======
SoMaJo
======

Introduction
============

SoMaJo is a state-of-the-art tokenizer for German web and social media
texts that won the `EmpiriST 2015 shared task
<https://sites.google.com/site/empirist2015/>`_ on automatic
linguistic annotation of computer-mediated communication / social
media. As such, it is particularly well-suited to perform tokenization
on all kinds of written discourse, for example chats, forums, wiki
talk pages, tweets, blog comments, social networks, SMS and WhatsApp
dialogues.

The system is described in greater detail in Proisl and Uhrig (2016).

Installation
============

SoMaJo can be easily installed using pip::

  pip install SoMaJo

Usage
=====

Using the tokenizer executable
------------------------------

You can use the tokenizer as a standalone program from the command
line.
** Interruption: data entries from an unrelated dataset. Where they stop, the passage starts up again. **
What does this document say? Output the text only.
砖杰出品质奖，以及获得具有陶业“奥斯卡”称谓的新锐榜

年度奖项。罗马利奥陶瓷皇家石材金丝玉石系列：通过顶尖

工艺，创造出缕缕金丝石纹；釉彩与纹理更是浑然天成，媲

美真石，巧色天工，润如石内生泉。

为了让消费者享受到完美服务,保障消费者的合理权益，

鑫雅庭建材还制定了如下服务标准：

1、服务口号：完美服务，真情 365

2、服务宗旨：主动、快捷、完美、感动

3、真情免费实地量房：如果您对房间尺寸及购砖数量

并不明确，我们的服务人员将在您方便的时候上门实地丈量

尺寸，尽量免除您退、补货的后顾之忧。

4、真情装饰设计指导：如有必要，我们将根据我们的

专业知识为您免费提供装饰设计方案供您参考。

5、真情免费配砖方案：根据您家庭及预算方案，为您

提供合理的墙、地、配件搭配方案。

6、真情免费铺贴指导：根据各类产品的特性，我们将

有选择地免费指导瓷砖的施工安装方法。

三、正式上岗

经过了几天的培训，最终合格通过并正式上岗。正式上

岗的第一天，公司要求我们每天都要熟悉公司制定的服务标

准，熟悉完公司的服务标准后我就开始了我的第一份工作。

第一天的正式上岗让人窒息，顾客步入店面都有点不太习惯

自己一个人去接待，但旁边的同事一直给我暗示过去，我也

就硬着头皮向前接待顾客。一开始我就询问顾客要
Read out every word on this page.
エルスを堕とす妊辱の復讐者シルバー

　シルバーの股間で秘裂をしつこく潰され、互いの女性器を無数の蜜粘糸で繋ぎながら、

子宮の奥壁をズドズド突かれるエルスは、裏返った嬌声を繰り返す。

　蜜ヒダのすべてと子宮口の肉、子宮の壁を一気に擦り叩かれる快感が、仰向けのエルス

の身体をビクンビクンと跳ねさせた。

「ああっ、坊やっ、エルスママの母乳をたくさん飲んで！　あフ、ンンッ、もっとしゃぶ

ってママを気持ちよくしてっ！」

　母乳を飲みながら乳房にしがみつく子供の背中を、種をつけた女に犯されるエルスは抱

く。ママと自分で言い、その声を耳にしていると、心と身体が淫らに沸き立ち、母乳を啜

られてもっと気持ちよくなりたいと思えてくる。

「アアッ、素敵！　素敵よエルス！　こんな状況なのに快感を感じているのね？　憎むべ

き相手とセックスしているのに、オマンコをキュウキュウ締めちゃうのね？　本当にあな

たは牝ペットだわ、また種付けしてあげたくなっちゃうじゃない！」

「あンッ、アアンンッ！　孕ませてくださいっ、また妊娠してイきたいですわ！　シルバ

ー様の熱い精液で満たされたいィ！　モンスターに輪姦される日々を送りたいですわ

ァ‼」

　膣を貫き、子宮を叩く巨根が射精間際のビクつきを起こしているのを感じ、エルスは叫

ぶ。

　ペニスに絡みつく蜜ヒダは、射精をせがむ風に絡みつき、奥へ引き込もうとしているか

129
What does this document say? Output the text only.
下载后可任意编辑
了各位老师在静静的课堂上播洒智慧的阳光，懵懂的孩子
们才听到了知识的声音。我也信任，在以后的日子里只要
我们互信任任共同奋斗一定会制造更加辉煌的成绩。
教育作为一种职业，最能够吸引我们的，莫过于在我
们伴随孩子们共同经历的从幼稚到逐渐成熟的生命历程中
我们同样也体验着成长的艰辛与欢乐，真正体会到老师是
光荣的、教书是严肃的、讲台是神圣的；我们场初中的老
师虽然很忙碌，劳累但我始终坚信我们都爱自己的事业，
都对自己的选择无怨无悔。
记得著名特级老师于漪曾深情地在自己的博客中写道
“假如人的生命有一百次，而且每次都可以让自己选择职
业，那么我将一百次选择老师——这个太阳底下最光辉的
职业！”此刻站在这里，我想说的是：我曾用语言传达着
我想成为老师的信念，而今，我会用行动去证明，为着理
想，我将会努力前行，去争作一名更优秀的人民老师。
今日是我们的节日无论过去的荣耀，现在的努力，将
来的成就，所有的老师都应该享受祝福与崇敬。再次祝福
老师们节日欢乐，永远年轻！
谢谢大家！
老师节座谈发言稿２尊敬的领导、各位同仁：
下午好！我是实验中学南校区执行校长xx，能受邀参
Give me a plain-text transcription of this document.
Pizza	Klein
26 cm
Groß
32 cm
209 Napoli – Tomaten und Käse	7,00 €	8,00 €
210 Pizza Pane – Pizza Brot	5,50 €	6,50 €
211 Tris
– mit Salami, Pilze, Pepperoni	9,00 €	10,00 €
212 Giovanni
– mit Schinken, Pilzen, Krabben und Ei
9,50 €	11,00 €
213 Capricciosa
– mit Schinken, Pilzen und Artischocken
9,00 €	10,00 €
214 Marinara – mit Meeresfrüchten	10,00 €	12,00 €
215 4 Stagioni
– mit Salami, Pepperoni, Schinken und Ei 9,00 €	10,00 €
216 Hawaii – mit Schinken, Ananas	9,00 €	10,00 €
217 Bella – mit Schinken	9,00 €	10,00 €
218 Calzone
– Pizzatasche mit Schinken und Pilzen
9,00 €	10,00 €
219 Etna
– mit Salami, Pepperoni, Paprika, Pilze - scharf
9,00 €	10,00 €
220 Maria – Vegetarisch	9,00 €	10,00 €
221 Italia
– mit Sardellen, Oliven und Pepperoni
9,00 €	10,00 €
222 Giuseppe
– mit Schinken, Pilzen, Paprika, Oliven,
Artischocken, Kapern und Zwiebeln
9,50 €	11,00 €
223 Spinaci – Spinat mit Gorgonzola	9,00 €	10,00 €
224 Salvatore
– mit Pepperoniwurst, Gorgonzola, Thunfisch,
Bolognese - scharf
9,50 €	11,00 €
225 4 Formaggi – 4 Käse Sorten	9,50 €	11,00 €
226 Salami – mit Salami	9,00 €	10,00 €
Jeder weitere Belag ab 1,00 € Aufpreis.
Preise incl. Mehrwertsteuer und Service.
General usage information is available via the ``-h`` option::
  
  tokenizer -h

To tokenize a text file according to the guidelines of the EmpiriST
2015 shared task, just call the tokenizer like this::
  
  tokenizer -c <file>

If you do not want to split camel-cased tokens, simply drop the ``-c``
option::
  
  tokenizer <file>

The tokenizer can also output token class information for each token,
i.e. if it is a number, an XML tag, an abbreviation, etc.::
  
  tokenizer -t <file>

Using the module
----------------

You can easily incorporate the tokenizer into your own Python
projects. All you have to do is import ``somajo.Tokenizer``, create a
``Tokenizer`` object and call its ``tokenize`` method::

  from somajo import Tokenizer
  
  tokenizer = Tokenizer(split_camel_case=True, token_classes=False)
  tokens = tokenizer.tokenize(paragraph)

Evaluation
==========

SoMaJo was the system with the highest average F₁ score in the
EmpiriST 2015 shared task. The performance of the current version on
the two test sets is summarized in the following table\ [1]_:

====== ========= ====== ===========
Corpus Precision Recall F₁
====== ========= ====== ===========
CMC    99.62     99.56  99.59
Web    99.83     99.92  99.87
====== ========= ====== ===========

.. [1] Training and test sets are available from the `official website
       <https://sites.google.com/site/empirist2015/home/shared-task-data>`_.

References
==========

- Proisl, Thomas, Peter Uhrig (2016): “SoMaJo: State-of-the-art
  tokenization for German web and social media texts.” In: Proceedings
  of the 10th Web as Corpus Workshop (WAC-X). ACL.